I need some help. i have proxmox clusters of 10 servers. last few days our ceph cluster having problem. few disk seems corrupt which causing some of the pg goes to inconsistent status. Below are the output when i ran rados command.

it seems like the error that we are having is due to oi_attr_missing. is there suggestion on how can we correct this or how can we recover data or force it to store in other pg.

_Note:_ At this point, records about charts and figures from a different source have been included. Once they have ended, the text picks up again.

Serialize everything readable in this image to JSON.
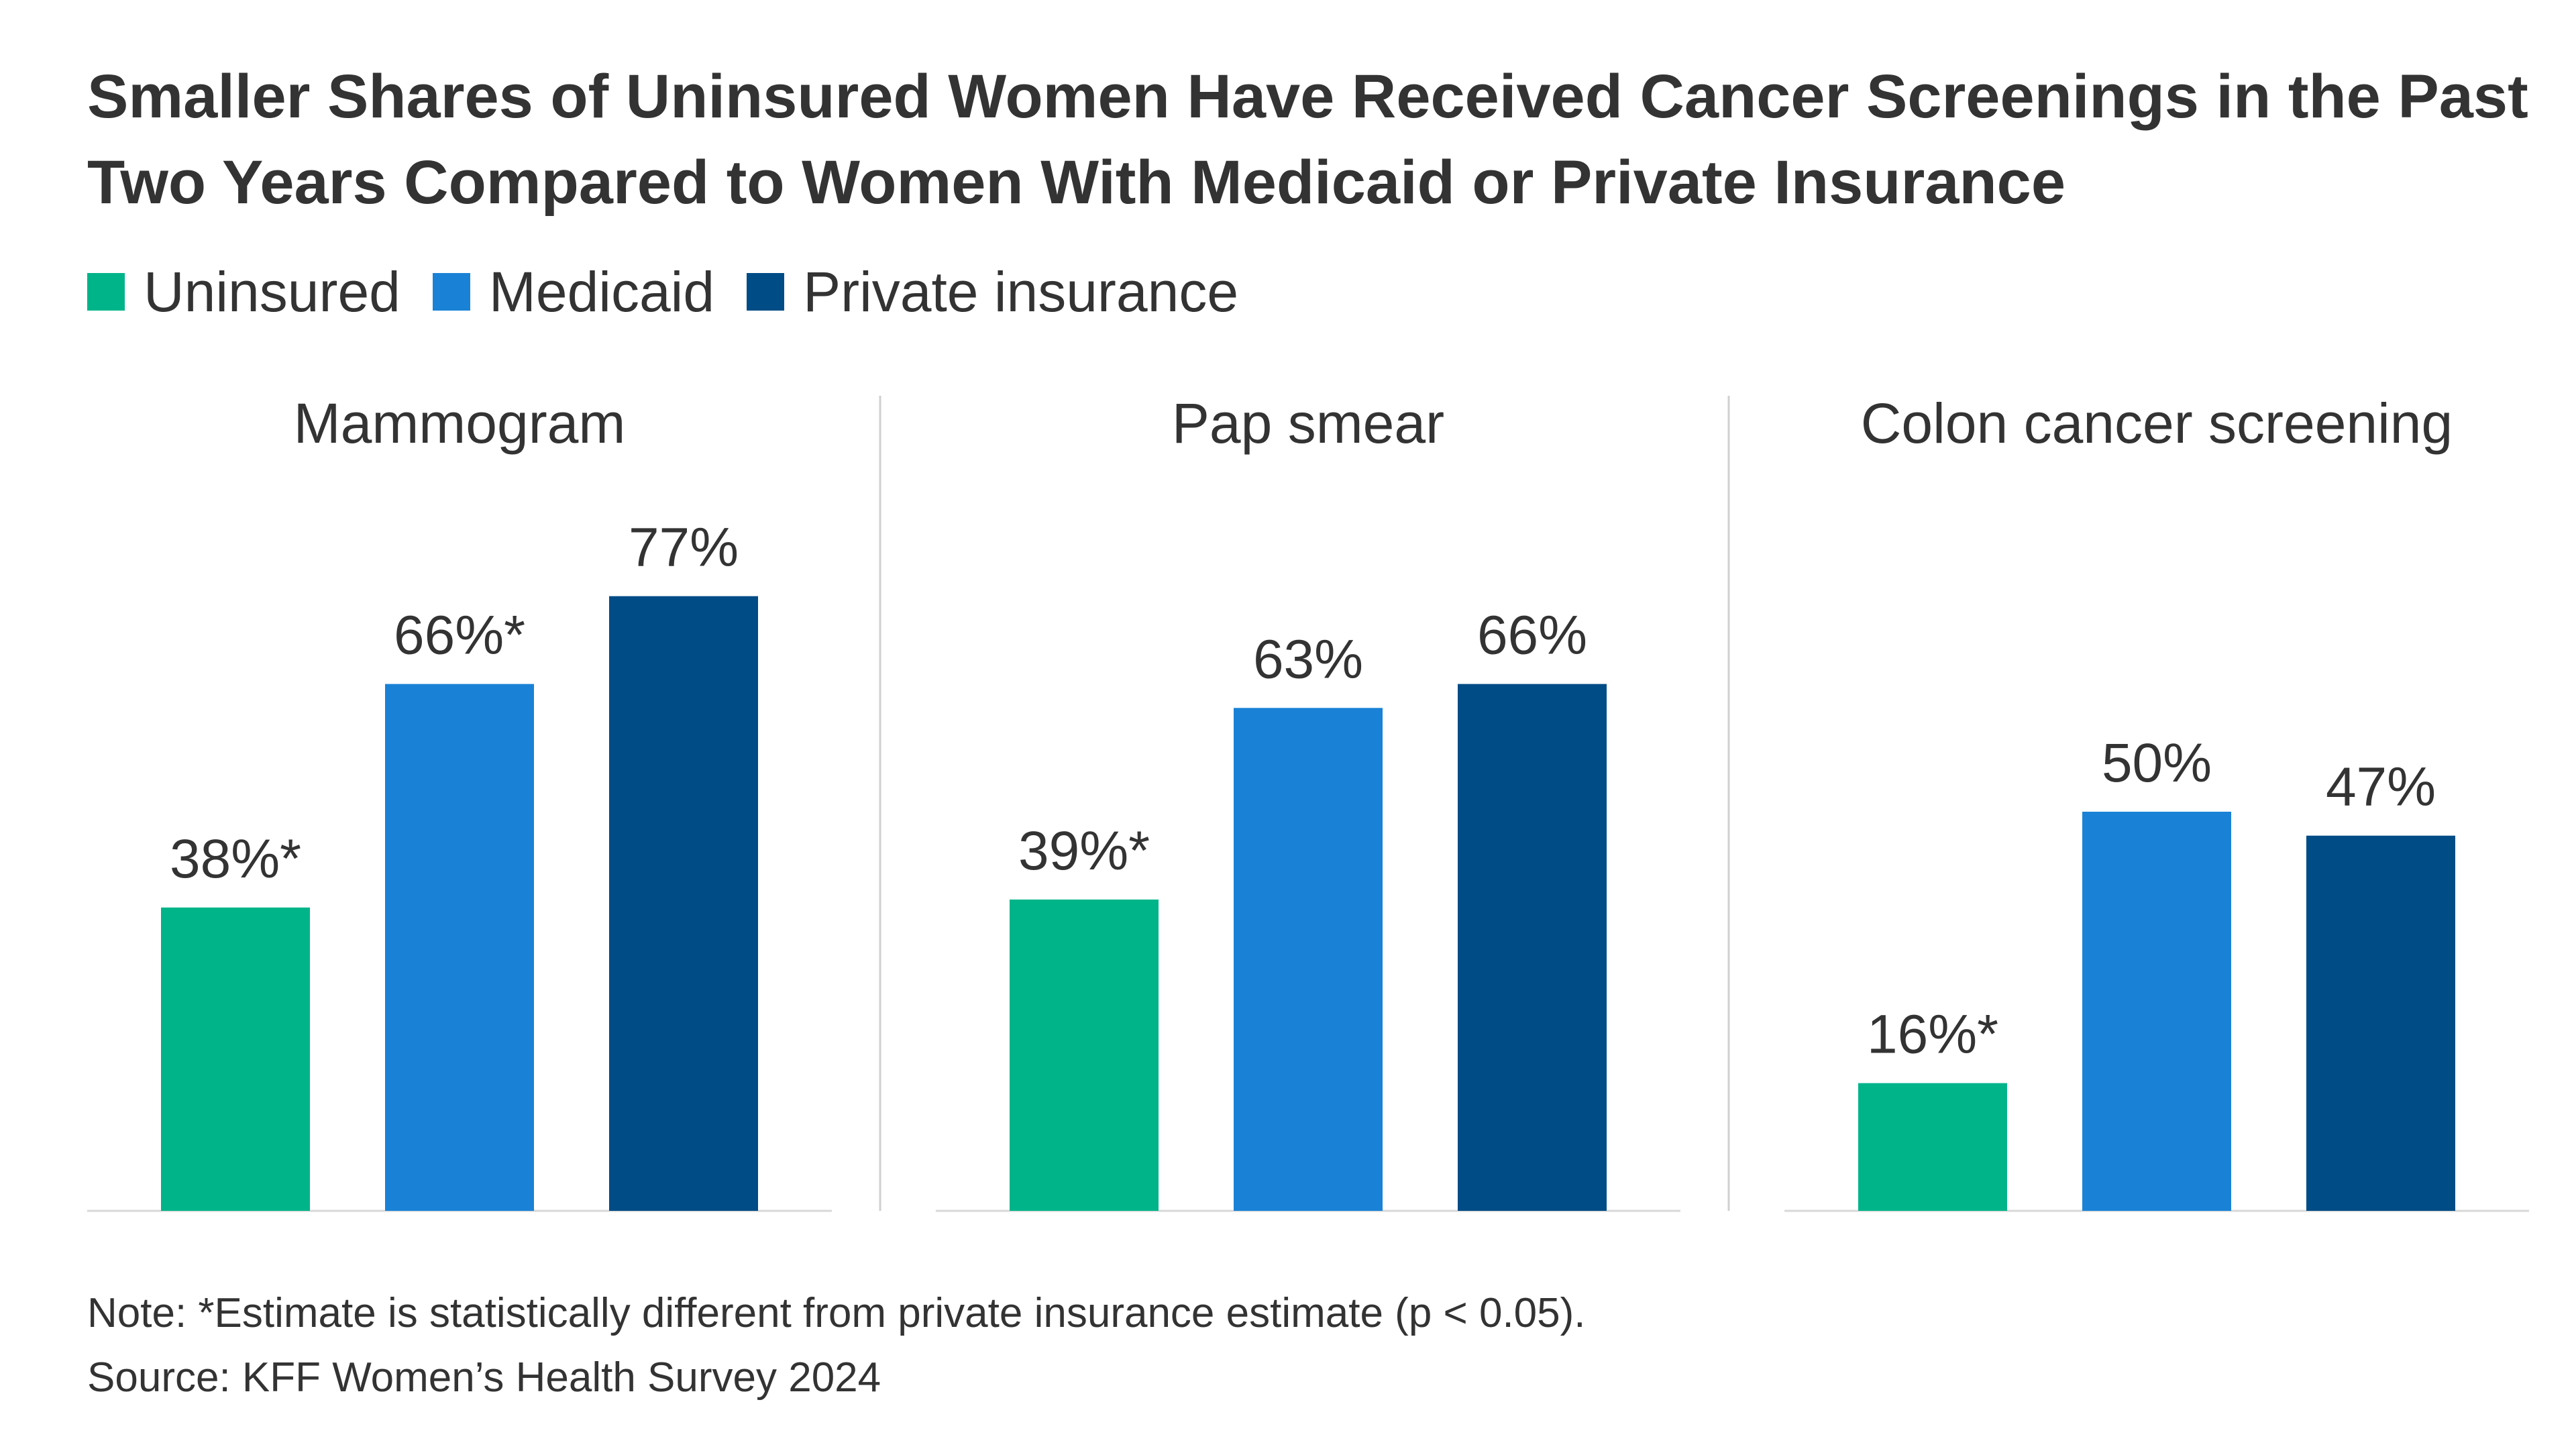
{
  "title": "Smaller Shares of Uninsured Women Have Received Cancer Screenings in the Past Two Years Compared to Women With Medicaid or Private Insurance",
  "legend": [
    {
      "label": "Uninsured",
      "color": "#00b48a"
    },
    {
      "label": "Medicaid",
      "color": "#1a82d6"
    },
    {
      "label": "Private insurance",
      "color": "#004c86"
    }
  ],
  "note": "Note: *Estimate is statistically different from private insurance estimate (p < 0.05).",
  "source": "Source: KFF Women’s Health Survey 2024",
  "chart_data": {
    "type": "bar",
    "ylim": [
      0,
      100
    ],
    "grid": false,
    "legend_position": "top-left",
    "panels": [
      {
        "title": "Mammogram",
        "categories": [
          "Uninsured",
          "Medicaid",
          "Private insurance"
        ],
        "values": [
          38,
          66,
          77
        ],
        "labels": [
          "38%*",
          "66%*",
          "77%"
        ]
      },
      {
        "title": "Pap smear",
        "categories": [
          "Uninsured",
          "Medicaid",
          "Private insurance"
        ],
        "values": [
          39,
          63,
          66
        ],
        "labels": [
          "39%*",
          "63%",
          "66%"
        ]
      },
      {
        "title": "Colon cancer screening",
        "categories": [
          "Uninsured",
          "Medicaid",
          "Private insurance"
        ],
        "values": [
          16,
          50,
          47
        ],
        "labels": [
          "16%*",
          "50%",
          "47%"
        ]
      }
    ]
  }
}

rados list-inconsistent-obj 2.2c0 --format=json-pretty
{
"epoch": 57580,
"inconsistents": [
{
"object": {
"name": "rbd_data.10815ea2ae8944a.0000000000000385",
"nspace": "",
"locator": "",
"snap": 55,
"version": 0
},
"errors": [],
"union_shard_errors": [
"missing",
"oi_attr_missing"
],
"shards": [
{
"osd": 10,
"errors": [
"oi_attr_missing"
],
"size": 4194304,
"omap_digest": "0xffffffff",
"data_digest": "0x32133b39"
},
{
"osd": 28,
"errors": [
"missing"
]
},
{
"osd": 37,
"errors": [
"missing"
]
}
]
},
{
"object": {
"name": "rbd_data.10815ea2ae8944a.0000000000000730",
"nspace": "",
"locator": "",
"snap": 55,
"version": 0
},
"errors": [],
"union_shard_errors": [
"missing",
"oi_attr_missing"
],
"shards": [
{
"osd": 10,
"errors": [
"oi_attr_missing"
],
"size": 4194304,
"omap_digest": "0xffffffff",
"data_digest": "0x0f843f64"
},
{
"osd": 28,
"errors": [
"missing"
]
},
{
"osd": 37,
"errors": [
"missing"
]
}
]
},
 
"osd": 10, "errors": ["oi_attr_missing"],
"osd": 28,"errors": ["missing"]
"osd": 37,"errors": ["missing"]
Did you already run a 'ceph pg deep-scrub <pgid>' and 'ceph pg repair <pgid>'?
Are there any entries in the syslog/journal that indicate if it is a hardware error?
 
Hi Alwin,

sorry for the late update. Yes, i have run repair command however it's end up with some errors. after few hours checking on the issue i notice it is due to 2 of the osd that are participate in the pg basically having very low weight. Which i believe it does not allow ceph to write to the disk. After increase the weight to the same level of hard disk size then issuing pg repair did solved the issue.